GS1 Indonesia pada kegiatan ini sebagai narasumber pada simposium terkait pembahasan Serialisation & Track and Trace Regulation bersama dengan Badan Pengawas Obat dan Makanan yaitu Roby Darmawan dan Optel Group yaitu Shaunak J. Dave. Simposium ini dihadiri 70 peserta yang di dominasi oleh Industri Farmasi.
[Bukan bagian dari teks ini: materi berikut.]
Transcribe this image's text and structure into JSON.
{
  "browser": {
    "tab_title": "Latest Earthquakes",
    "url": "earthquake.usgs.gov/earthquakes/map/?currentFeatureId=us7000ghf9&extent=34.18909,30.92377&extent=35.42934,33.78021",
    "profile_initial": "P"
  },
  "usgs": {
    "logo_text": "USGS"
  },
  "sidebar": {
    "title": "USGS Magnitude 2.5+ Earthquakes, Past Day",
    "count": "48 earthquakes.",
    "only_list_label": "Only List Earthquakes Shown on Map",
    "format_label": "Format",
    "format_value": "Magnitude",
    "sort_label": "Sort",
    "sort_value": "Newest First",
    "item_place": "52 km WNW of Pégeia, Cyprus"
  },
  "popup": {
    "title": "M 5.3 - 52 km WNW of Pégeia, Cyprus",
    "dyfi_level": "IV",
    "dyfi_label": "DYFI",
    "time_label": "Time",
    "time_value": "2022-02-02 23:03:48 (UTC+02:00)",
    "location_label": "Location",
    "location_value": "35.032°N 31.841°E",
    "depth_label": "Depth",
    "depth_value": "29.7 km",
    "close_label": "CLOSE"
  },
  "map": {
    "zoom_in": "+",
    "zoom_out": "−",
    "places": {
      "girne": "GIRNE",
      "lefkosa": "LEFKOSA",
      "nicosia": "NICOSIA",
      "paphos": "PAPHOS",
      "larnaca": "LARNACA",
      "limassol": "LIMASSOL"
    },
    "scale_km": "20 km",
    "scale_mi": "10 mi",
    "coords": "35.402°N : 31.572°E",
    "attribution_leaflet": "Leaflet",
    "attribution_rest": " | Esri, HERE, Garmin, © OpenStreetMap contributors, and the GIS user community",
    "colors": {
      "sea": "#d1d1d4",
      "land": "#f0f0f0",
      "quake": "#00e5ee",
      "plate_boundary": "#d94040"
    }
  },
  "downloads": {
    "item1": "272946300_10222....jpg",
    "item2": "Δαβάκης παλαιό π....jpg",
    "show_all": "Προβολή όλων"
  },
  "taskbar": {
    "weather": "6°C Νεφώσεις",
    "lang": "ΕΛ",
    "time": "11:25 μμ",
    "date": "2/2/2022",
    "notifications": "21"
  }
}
Pada simposium tersebut membahas mengenai regulasi yang telah dikeluarkan oleh BPOM terkait penerapan 2D barcode dalam pengawasan obat dan makanan. Roby Darmawan dalam paparannya menjelaskan tentang Badan POM melakukan terobosan teknologi melalui intervensi teknologi yaitu Sistem Pengawasan Obat dan Makanan berbasis digital dengan melibatkan pelaku usaha dan masyarakat dalam pengawasan.

Penerapan 2D Barcode meliputi Obat, Obat Tradisional, Suplemen Kesehatan, Kosmetika, dan Pangan Olahan yang diproduksi dan diedarkan di dalam negeri dan/atau yang diimpor untuk diedarkan di wilayah Indonesia. Roby menambahkan ada dua macam metode untuk implementasi 2D Barcode yaitu metode otentikasi dan metode identifikasi. Metode otentikasi yaitu metode untuk menelusuri dan memverifikasi legalitas, nomor bets, kedaluwarsa, dan nomor serial produk Obat dan Makanan. Sedangkan metode identifikasi yaitu metode untuk memverifikasi legalitas Obat dan Makanan berbasis Izin Edar.

Sementara itu, Okkeu R. Solichin perwakilan dari GS1 Indonesia memaparkan tentang implementasi GS1 DataMatrix pada Sektor Kesehatan. Okkeu menjelaskan tentang GS1 DataMatrix sebagai otentikasi produk. Otentikasi produk yaitu nomor setiap kemasan produk unik, menggunakan keamanan yang bertingkat, data dari setiap produk tersimpan, data distribusi tersimpan, perubahan status produk tercatat. Selain itu manfaat yang sangat penting menggunakan satu rangkaian standar identifikasi Global dapat meningkatkan keselamatan dan meningkatkan efisiensi.

Okkeu juga memaparkan beberapa negara yang telah mewajibkan DataMatrix dan telah mengimplementasikan DataMatrix yaitu India, Korea Selatan, Australia, Turki, Pakistan, Arab Saudi, dan Mesir.

Diharapkan dengan paparan yang disampaikan oleh Okkeu Rachmat Solichin, COO GS1 Indonesia dapat membantu anggota GS1 Indonesia yang akan menerapkan sistem mandiri untuk dapat lebih paham terkait bagaimana mengimplementasi sistem GS1 dan dapat meyakinkan perusahaan yang belum menjadi anggota untuk dapat memiliki sistem mandiri.